Halfon se desplaza por espacios y territorios –Guatemala, Miami, Nueva York, Polonia…– que conforman el mapa trágico de la familia –campos de concentración incluidos–, por sus resonancias culturales –hebreas, árabes, latinas, norteamericanas–, y lo hace en viñetas breves, moviéndose también en varios planos temporales, varios pasados y el presente de sus averiguaciones. Nunca se pierde, nunca nos perdemos con él. Ese mosaico espacio-temporal está manejado con gran destreza y virtuosismo y, en cualquier caso, el lector siempre se agarra a las palabras, al placer del texto, a un texto escrito con dolor, humor, emoción e intensidad poética. A un texto magistral, siempre económico y siempre ancho, grande, profundo, inagotable de recursos e imágenes, de juegos verbales y de hondura, de gran fraseo. Ineludible y espléndido en cada palabra. Cuajado de registros que van desde una engañosa funcionalidad brillante –Halfon no perdona una línea– a la puesta en página de escenas y personajes memorables con palabras memorables.
El título, Duelo, parece aludir al dolor de la familia entera por la muerte del niño Salomón y por una lava ardiente de culpa que se extendió sobre todos y los dejó, al fin, fríos y como petrificados, medio muertos en un lago de pena, siempre bajo una lluvia helada o de seda. El agua, insondable e inoportuna, es también el gran protagonista de esta novela, con un co-protagonista terciado, el hermano del narrador: duelo también por aquella ruptura de la complicidad, por aquella patada y aquella pierna rota. Duelo por crecer.
Da un poco de rabia –o no– hablar a estas alturas de realismo mágico, pero hay que ver cómo se ensancha Duelo con escenas y personajes del campo guatemalteco: el fiel jardinero don Isidoro, el niño que vende café y tortillas en su barca del lago, la mesonera y el resto de la parroquia del tabernucho y, por supuesto, la bruja doña Ermelinda –y sus hierbas y raíces, y su santo Maximón, guapo, bebedor, seductor y sin brazos– que, con su relación de niños ahogados culmina el lírico recurso de Halfon a la retórica de la repetición y abre paso a un final asombroso –y asombrosamente escrito– que termina con el nombre de Salomón, ahí donde empezó: “Se llamaba Salomón. Murió cuando tenía cinco años, ahogado en el lago Amatitlán. Así me decían de niño, en Guatemala. Que el hermano mayor de mi padre, el hijo primogénito de mis abuelos, el que hubiese sido mi tío Salomón, había muerto ahogado en el lago Amatitlán, en un accidente, cuando tenía mi misma edad, y que jamás habían encontrado su cuerpo. Nosotros pasábamos todos los fines de semana en el chalet de mis abuelos en Amatitlán, a la orilla del lago, y yo no podía ver ese lago sin imaginarme que de pronto aparecía el cuerpo sin vida del niño Salomón. Siempre me lo imaginaba pálido y desnudo, y siempre flotando boca abajo cerca del viejo muelle de madera…”

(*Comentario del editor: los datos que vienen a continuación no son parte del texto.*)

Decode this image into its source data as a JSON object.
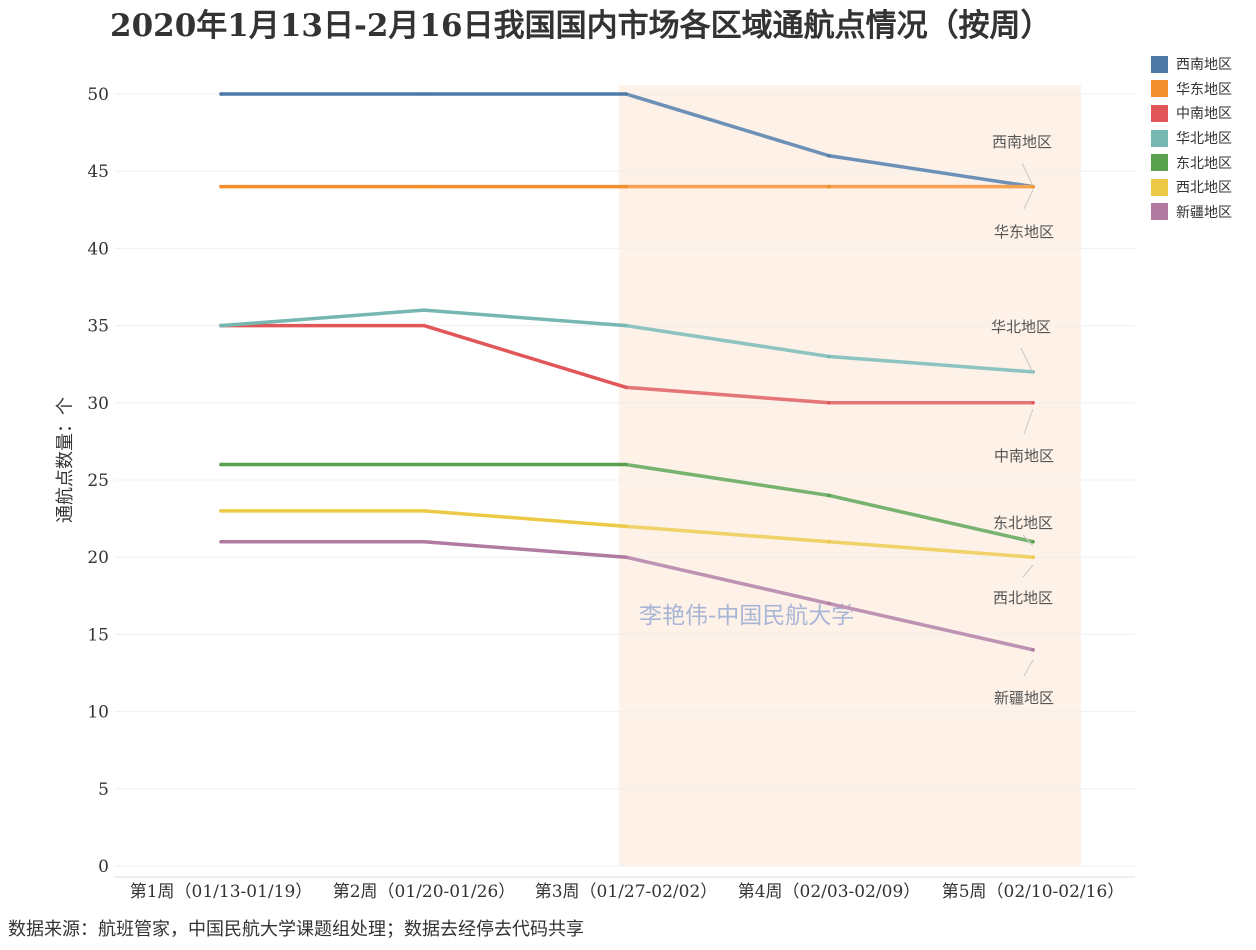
{
  "chart_data": {
    "type": "line",
    "title": "2020年1月13日-2月16日我国国内市场各区域通航点情况（按周）",
    "ylabel": "通航点数量：个",
    "xlabel": "",
    "ylim": [
      0,
      50
    ],
    "yticks": [
      0,
      5,
      10,
      15,
      20,
      25,
      30,
      35,
      40,
      45,
      50
    ],
    "categories": [
      "第1周（01/13-01/19）",
      "第2周（01/20-01/26）",
      "第3周（01/27-02/02）",
      "第4周（02/03-02/09）",
      "第5周（02/10-02/16）"
    ],
    "series": [
      {
        "name": "西南地区",
        "color": "#4e79a7",
        "values": [
          50,
          50,
          50,
          46,
          44
        ]
      },
      {
        "name": "华东地区",
        "color": "#f28e2b",
        "values": [
          44,
          44,
          44,
          44,
          44
        ]
      },
      {
        "name": "中南地区",
        "color": "#e15759",
        "values": [
          35,
          35,
          31,
          30,
          30
        ]
      },
      {
        "name": "华北地区",
        "color": "#76b7b2",
        "values": [
          35,
          36,
          35,
          33,
          32
        ]
      },
      {
        "name": "东北地区",
        "color": "#59a14f",
        "values": [
          26,
          26,
          26,
          24,
          21
        ]
      },
      {
        "name": "西北地区",
        "color": "#edc948",
        "values": [
          23,
          23,
          22,
          21,
          20
        ]
      },
      {
        "name": "新疆地区",
        "color": "#b07aa1",
        "values": [
          21,
          21,
          20,
          17,
          14
        ]
      }
    ],
    "highlight_range": [
      "第3周（01/27-02/02）",
      "第5周（02/10-02/16）"
    ],
    "highlight_color": "#fdf1e8",
    "legend_position": "top-right",
    "grid": true,
    "watermark": "李艳伟-中国民航大学"
  },
  "source_note": "数据来源：航班管家，中国民航大学课题组处理；数据去经停去代码共享"
}
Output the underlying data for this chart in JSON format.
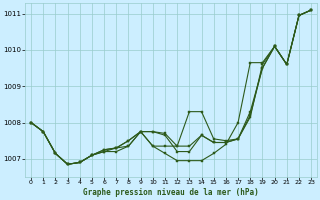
{
  "title": "Graphe pression niveau de la mer (hPa)",
  "bg_color": "#cceeff",
  "grid_color": "#99cccc",
  "line_color": "#2d5a1b",
  "xlim": [
    -0.5,
    23.5
  ],
  "ylim": [
    1006.5,
    1011.3
  ],
  "yticks": [
    1007,
    1008,
    1009,
    1010,
    1011
  ],
  "xticks": [
    0,
    1,
    2,
    3,
    4,
    5,
    6,
    7,
    8,
    9,
    10,
    11,
    12,
    13,
    14,
    15,
    16,
    17,
    18,
    19,
    20,
    21,
    22,
    23
  ],
  "series1": [
    1008.0,
    1007.75,
    1007.15,
    1006.85,
    1006.9,
    1007.1,
    1007.2,
    1007.2,
    1007.35,
    1007.75,
    1007.75,
    1007.7,
    1007.35,
    1008.3,
    1008.3,
    1007.55,
    1007.5,
    1007.55,
    1008.15,
    1009.6,
    1010.1,
    1009.6,
    1010.95,
    1011.1
  ],
  "series2": [
    1008.0,
    1007.75,
    1007.15,
    1006.85,
    1006.9,
    1007.1,
    1007.2,
    1007.3,
    1007.5,
    1007.75,
    1007.75,
    1007.65,
    1007.2,
    1007.2,
    1007.65,
    1007.45,
    1007.45,
    1007.55,
    1008.2,
    1009.5,
    1010.1,
    1009.6,
    1010.95,
    1011.1
  ],
  "series3": [
    1008.0,
    1007.75,
    1007.15,
    1006.85,
    1006.9,
    1007.1,
    1007.25,
    1007.3,
    1007.5,
    1007.75,
    1007.35,
    1007.35,
    1007.35,
    1007.35,
    1007.65,
    1007.45,
    1007.45,
    1007.55,
    1008.3,
    1009.5,
    1010.1,
    1009.6,
    1010.95,
    1011.1
  ],
  "series4": [
    1008.0,
    1007.75,
    1007.15,
    1006.85,
    1006.9,
    1007.1,
    1007.25,
    1007.3,
    1007.35,
    1007.75,
    1007.35,
    1007.15,
    1006.95,
    1006.95,
    1006.95,
    1007.15,
    1007.4,
    1008.0,
    1009.65,
    1009.65,
    1010.1,
    1009.6,
    1010.95,
    1011.1
  ]
}
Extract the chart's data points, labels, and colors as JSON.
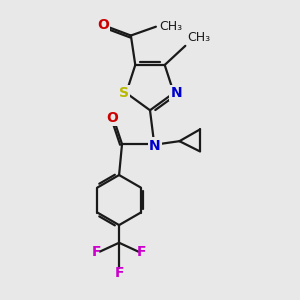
{
  "bg_color": "#e8e8e8",
  "bond_color": "#1a1a1a",
  "sulfur_color": "#b8b800",
  "nitrogen_color": "#0000cc",
  "oxygen_color": "#cc0000",
  "fluorine_color": "#cc00cc",
  "figsize": [
    3.0,
    3.0
  ],
  "dpi": 100,
  "xlim": [
    0,
    10
  ],
  "ylim": [
    0,
    10
  ]
}
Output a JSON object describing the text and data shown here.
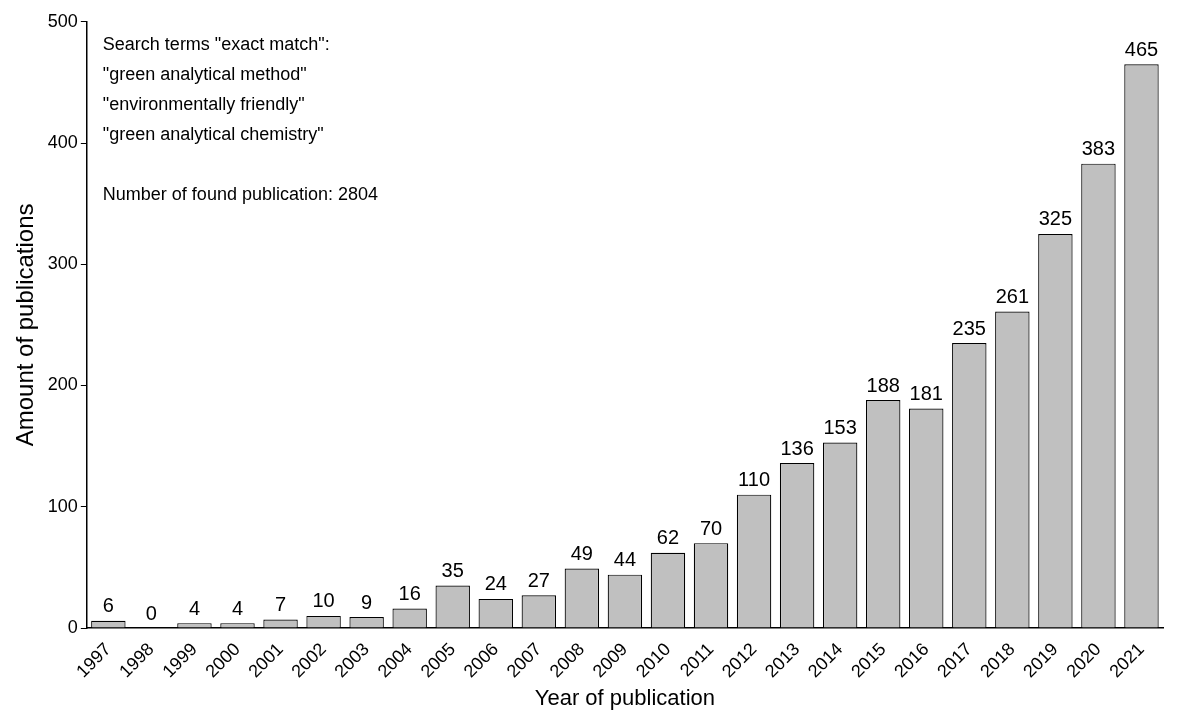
{
  "chart_data": {
    "type": "bar",
    "xlabel": "Year of publication",
    "ylabel": "Amount of publications",
    "categories": [
      "1997",
      "1998",
      "1999",
      "2000",
      "2001",
      "2002",
      "2003",
      "2004",
      "2005",
      "2006",
      "2007",
      "2008",
      "2009",
      "2010",
      "2011",
      "2012",
      "2013",
      "2014",
      "2015",
      "2016",
      "2017",
      "2018",
      "2019",
      "2020",
      "2021"
    ],
    "values": [
      6,
      0,
      4,
      4,
      7,
      10,
      9,
      16,
      35,
      24,
      27,
      49,
      44,
      62,
      70,
      110,
      136,
      153,
      188,
      181,
      235,
      261,
      325,
      383,
      465
    ],
    "color": "#c0c0c0",
    "ylim": [
      0,
      500
    ],
    "yticks": [
      0,
      100,
      200,
      300,
      400,
      500
    ],
    "grid": false,
    "legend": false,
    "data_labels": true,
    "annotations": [
      "Search terms \"exact match\":",
      "\"green analytical method\"",
      "\"environmentally friendly\"",
      "\"green analytical chemistry\"",
      "Number of found publication: 2804"
    ]
  }
}
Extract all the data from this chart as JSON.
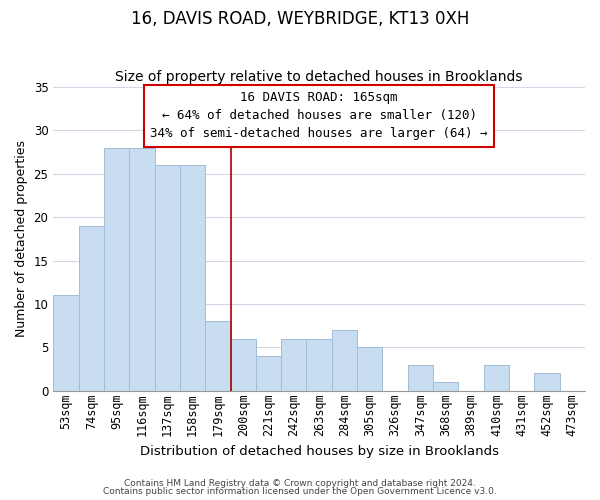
{
  "title": "16, DAVIS ROAD, WEYBRIDGE, KT13 0XH",
  "subtitle": "Size of property relative to detached houses in Brooklands",
  "xlabel": "Distribution of detached houses by size in Brooklands",
  "ylabel": "Number of detached properties",
  "bar_labels": [
    "53sqm",
    "74sqm",
    "95sqm",
    "116sqm",
    "137sqm",
    "158sqm",
    "179sqm",
    "200sqm",
    "221sqm",
    "242sqm",
    "263sqm",
    "284sqm",
    "305sqm",
    "326sqm",
    "347sqm",
    "368sqm",
    "389sqm",
    "410sqm",
    "431sqm",
    "452sqm",
    "473sqm"
  ],
  "bar_values": [
    11,
    19,
    28,
    28,
    26,
    26,
    8,
    6,
    4,
    6,
    6,
    7,
    5,
    0,
    3,
    1,
    0,
    3,
    0,
    2,
    0
  ],
  "bar_color": "#c9ddf0",
  "bar_edge_color": "#a0bcd8",
  "vline_x": 6.5,
  "vline_color": "#aa0000",
  "annotation_title": "16 DAVIS ROAD: 165sqm",
  "annotation_line1": "← 64% of detached houses are smaller (120)",
  "annotation_line2": "34% of semi-detached houses are larger (64) →",
  "annotation_box_color": "#ffffff",
  "annotation_box_edge": "#cc0000",
  "ylim": [
    0,
    35
  ],
  "yticks": [
    0,
    5,
    10,
    15,
    20,
    25,
    30,
    35
  ],
  "footnote1": "Contains HM Land Registry data © Crown copyright and database right 2024.",
  "footnote2": "Contains public sector information licensed under the Open Government Licence v3.0.",
  "title_fontsize": 12,
  "subtitle_fontsize": 10,
  "xlabel_fontsize": 9.5,
  "ylabel_fontsize": 9,
  "tick_fontsize": 8.5,
  "annotation_fontsize": 9,
  "footnote_fontsize": 6.5
}
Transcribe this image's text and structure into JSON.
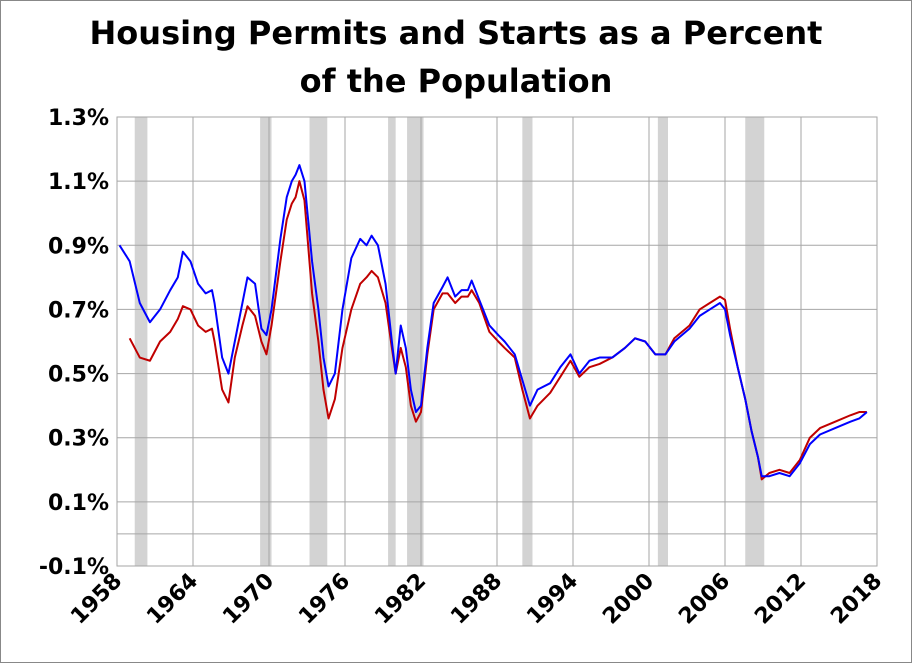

¿Se puede abandonar una novela que empieza así? No, porque se intuye que ese comienzo no es nada comparado con lo que vendrá después. Porque se intuye que lo que ahí se dice quizá no sea verdad y que la verdad, si existe, es, en todo caso, difícil de conocer y de reconocer. Y eso es la novela, la búsqueda de una verdad.